Image credit: Antoine J

Just one year after signing on to a contract with Live Nation to sponsor their festivals, Barclays have been pushed back out by protesters.

Last year, Barclays signed into a five year brand partnership with Live Nation to sponsor their extensive list of UK festivals. Since the partnership began, artists involved in Live Nation’s events have been speaking out against Barclays. That has reached an untenable head which has led to Barclays ending their partnership with Live Nation.

It began with controversy over Barclays investment in fossil fuels. The famously vocal musical sector spoke against Live Nation teaming up with a bank with ties to fossil fuels. The controversy ramped up to an extreme this year because of the bank’s investments in the arms industry. This reportedly includes financial services for companies that have supplied weapons to Israel.

Protests turned into artists pulling out of their commitments to festivals. Brighton’s The Great Escape saw a shocking number of abandonments, with over 100 acts who had been booked to play at the festival pulling out. This week’s Download festival was also impacted by artist pull outs. In light of the backlash, Live Nation wrote: “Following discussion with artists, we have agreed with Barclays that they will step back from sponsorship of our festivals.”

Barclays themselves, with no sense of passive aggression, wrote: “Barclays was asked and has agreed to suspend participation in the remaining Live Nation festivals in 2024. They added: “The only thing that this small group of activists will achieve is to weaken essential support for cultural events enjoyed by millions. It is time that leaders across politics, business, academia, and the arts stand united against this.”

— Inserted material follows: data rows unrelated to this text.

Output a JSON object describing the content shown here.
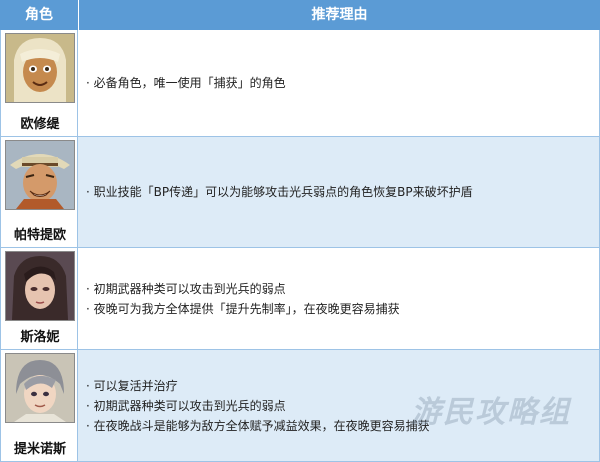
{
  "header": {
    "role_label": "角色",
    "reason_label": "推荐理由"
  },
  "colors": {
    "header_bg": "#5b9bd5",
    "alt_row_bg": "#ddebf7",
    "border": "#9dc3e6"
  },
  "rows": [
    {
      "name": "欧修缇",
      "reasons": [
        "· 必备角色，唯一使用「捕获」的角色"
      ]
    },
    {
      "name": "帕特提欧",
      "reasons": [
        "· 职业技能「BP传递」可以为能够攻击光兵弱点的角色恢复BP来破坏护盾"
      ]
    },
    {
      "name": "斯洛妮",
      "reasons": [
        "· 初期武器种类可以攻击到光兵的弱点",
        "· 夜晚可为我方全体提供「提升先制率」，在夜晚更容易捕获"
      ]
    },
    {
      "name": "提米诺斯",
      "reasons": [
        "· 可以复活并治疗",
        "· 初期武器种类可以攻击到光兵的弱点",
        "· 在夜晚战斗是能够为敌方全体赋予减益效果，在夜晚更容易捕获"
      ]
    }
  ],
  "watermark": "游民攻略组"
}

The artists, however, feel triumphant. Protest group Bands Boycott Barclays have been helping to lead the campaign of activism that has resulted in bands pulling out of festival line-ups. They wrote: “Our demand to Barclays is simple: Divest from the genocide of face further boycotts. Boycotting Barclays, also Europe’s primary funder of fossil fuels, is the minimum we can do to call for change.”

They added: “As musicians, we were horrified that our music festivals were partnered with Barclays, who are complicit in the genocide in Gaza through investment, loans and underwriting of arms companies supplying the Israeli military. Hundreds of artists have taken action this summer to make it clear that this is morally reprehensible, and we are glad we have been heard.”

The ending of Barclay’s sponsorship on these festivals raises the question of who Live Nation will go to. Many events rely on funding and sponsorship from large partnerships to run. Barclays confirmed that their customers who have tickets to Live Nation festivals in 2024 won’t be affected and their tickets are still valid.